Benjamin Niolet, Staff Writer
North Carolina's two-year-old lottery hasn't fueled a spike in problem gambling, according to a survey of state residents.
The survey is funded by the lottery and conducted through the state Department of Health and Human Services. The law that created the lottery required the department to measure problem gambling before the first lottery ticket was sold and then after the games began.
The first batch of results from that survey shows that gambling trends haven't changed much.
In December 2005, surveyors asked questions of 1,367 people. From January 2007 through September 2007, they asked the same questions of more than 10,000 people.
In the first survey, 6 percent of those interviewed said they had gambled more than they should have in the previous six months. In 2007, 6.3 percent said they had gambled excessively.
The results are similar to what other states that started lotteries experienced, said Smith Worth, program administrator for the state's Problem Gambling Program. The state's problem gamblers tend to gravitate toward online betting, video poker and card games, she said.
The lottery is a fundraising enterprise -- proceeds benefit education programs and scholarships. But the lottery is also a game of chance in which the odds are heavily stacked against the player.

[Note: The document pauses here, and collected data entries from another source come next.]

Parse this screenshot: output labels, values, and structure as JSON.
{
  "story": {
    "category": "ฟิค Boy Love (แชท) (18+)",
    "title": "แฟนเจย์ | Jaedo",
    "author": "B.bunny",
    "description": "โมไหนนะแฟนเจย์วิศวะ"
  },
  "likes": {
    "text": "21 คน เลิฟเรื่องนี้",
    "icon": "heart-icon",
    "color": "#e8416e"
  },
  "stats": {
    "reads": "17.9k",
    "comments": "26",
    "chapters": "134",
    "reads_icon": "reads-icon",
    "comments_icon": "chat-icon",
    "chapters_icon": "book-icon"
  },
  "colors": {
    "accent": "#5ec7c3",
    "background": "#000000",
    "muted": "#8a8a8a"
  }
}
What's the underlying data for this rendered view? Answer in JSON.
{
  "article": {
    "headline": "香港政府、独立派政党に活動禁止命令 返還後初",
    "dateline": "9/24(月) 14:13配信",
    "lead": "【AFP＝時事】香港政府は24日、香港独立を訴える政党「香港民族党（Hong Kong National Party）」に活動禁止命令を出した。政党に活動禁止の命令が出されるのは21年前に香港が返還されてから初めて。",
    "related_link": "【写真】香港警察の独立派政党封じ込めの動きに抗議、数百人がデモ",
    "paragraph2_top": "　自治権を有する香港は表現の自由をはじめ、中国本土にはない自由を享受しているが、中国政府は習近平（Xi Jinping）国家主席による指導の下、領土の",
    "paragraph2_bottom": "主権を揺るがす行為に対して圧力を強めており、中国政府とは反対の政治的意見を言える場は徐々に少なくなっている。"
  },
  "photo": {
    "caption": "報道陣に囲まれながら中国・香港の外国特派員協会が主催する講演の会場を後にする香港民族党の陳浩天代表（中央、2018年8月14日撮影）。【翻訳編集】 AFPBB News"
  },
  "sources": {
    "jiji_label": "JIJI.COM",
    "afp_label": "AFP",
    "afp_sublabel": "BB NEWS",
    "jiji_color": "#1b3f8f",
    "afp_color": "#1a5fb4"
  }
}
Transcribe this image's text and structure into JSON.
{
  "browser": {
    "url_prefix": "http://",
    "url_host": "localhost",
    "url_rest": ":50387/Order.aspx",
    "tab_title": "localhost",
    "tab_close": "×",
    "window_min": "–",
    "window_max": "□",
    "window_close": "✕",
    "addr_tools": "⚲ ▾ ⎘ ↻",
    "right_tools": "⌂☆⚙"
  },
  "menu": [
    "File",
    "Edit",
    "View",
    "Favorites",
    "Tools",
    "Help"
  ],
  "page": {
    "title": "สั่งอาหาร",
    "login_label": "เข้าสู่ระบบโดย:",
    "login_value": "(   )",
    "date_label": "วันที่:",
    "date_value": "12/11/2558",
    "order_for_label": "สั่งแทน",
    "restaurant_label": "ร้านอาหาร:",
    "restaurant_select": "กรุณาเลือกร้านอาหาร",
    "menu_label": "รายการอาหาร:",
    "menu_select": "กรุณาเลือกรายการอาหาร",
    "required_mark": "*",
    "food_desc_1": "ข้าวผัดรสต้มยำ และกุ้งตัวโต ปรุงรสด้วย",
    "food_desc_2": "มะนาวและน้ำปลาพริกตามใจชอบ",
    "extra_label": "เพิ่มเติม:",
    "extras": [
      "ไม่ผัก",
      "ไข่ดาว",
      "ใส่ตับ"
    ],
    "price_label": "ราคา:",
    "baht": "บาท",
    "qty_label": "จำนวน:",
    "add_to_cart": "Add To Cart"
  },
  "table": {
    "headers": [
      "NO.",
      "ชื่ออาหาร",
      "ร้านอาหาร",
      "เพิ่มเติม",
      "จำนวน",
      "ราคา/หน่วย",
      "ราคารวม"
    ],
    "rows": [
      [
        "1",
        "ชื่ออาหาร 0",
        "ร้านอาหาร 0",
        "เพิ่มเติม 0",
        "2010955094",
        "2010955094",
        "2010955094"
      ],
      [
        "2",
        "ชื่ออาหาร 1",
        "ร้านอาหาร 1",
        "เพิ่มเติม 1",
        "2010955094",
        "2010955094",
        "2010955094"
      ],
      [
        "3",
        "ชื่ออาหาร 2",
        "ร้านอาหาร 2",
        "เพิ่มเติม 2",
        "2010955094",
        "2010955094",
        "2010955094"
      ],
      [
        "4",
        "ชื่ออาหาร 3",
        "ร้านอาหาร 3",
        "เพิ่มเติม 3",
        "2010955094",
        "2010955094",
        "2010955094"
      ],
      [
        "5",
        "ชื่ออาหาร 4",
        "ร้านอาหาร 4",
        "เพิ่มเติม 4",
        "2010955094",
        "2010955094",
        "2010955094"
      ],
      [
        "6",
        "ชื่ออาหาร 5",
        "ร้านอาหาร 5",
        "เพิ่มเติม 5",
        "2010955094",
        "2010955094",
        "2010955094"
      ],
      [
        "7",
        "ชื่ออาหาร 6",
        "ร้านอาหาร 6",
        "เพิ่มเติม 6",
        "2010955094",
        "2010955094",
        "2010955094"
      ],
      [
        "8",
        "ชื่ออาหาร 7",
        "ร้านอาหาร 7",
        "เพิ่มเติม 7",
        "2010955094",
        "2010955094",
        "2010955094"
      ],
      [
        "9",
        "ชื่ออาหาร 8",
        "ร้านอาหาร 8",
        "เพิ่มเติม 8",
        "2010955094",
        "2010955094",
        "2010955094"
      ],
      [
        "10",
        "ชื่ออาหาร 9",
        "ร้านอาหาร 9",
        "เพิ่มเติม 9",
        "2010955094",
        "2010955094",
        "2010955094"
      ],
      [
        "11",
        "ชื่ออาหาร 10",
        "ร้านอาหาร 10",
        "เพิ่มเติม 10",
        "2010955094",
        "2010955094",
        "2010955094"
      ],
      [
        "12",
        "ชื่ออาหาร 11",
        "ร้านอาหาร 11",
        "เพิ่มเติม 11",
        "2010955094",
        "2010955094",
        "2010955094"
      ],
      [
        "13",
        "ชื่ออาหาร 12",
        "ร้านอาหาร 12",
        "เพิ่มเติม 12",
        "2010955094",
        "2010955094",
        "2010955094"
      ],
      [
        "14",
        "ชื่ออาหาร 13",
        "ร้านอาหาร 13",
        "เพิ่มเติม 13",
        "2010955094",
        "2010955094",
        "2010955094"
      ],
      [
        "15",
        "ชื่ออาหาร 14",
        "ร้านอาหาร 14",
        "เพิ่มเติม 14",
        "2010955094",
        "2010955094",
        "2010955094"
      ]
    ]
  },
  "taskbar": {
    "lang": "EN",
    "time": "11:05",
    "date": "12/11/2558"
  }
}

"There's always going to be people that don't handle things in life," Lottery Director Tom Shaheen said. "I'm not going to say there aren't people who don't handle tickets properly. ... If you can't afford it, you shouldn't play."
The 2007 study eventually will include data from the entire year. So far only survey data through September are available. The study asked questions about gambling in general as well as the lottery. Findings include:
* 30 percent of more than 10,000 respondents had participated in the lottery.
* 57 percent of males gambled; 47 percent of females gambled.
* 58 percent of college graduates gambled; 37 percent of those without a high school diploma gambled.
* 62 percent of respondents with household incomes greater than $50,000 gambled; 37 percent of respondents with household incomes of $15,000 or less gambled.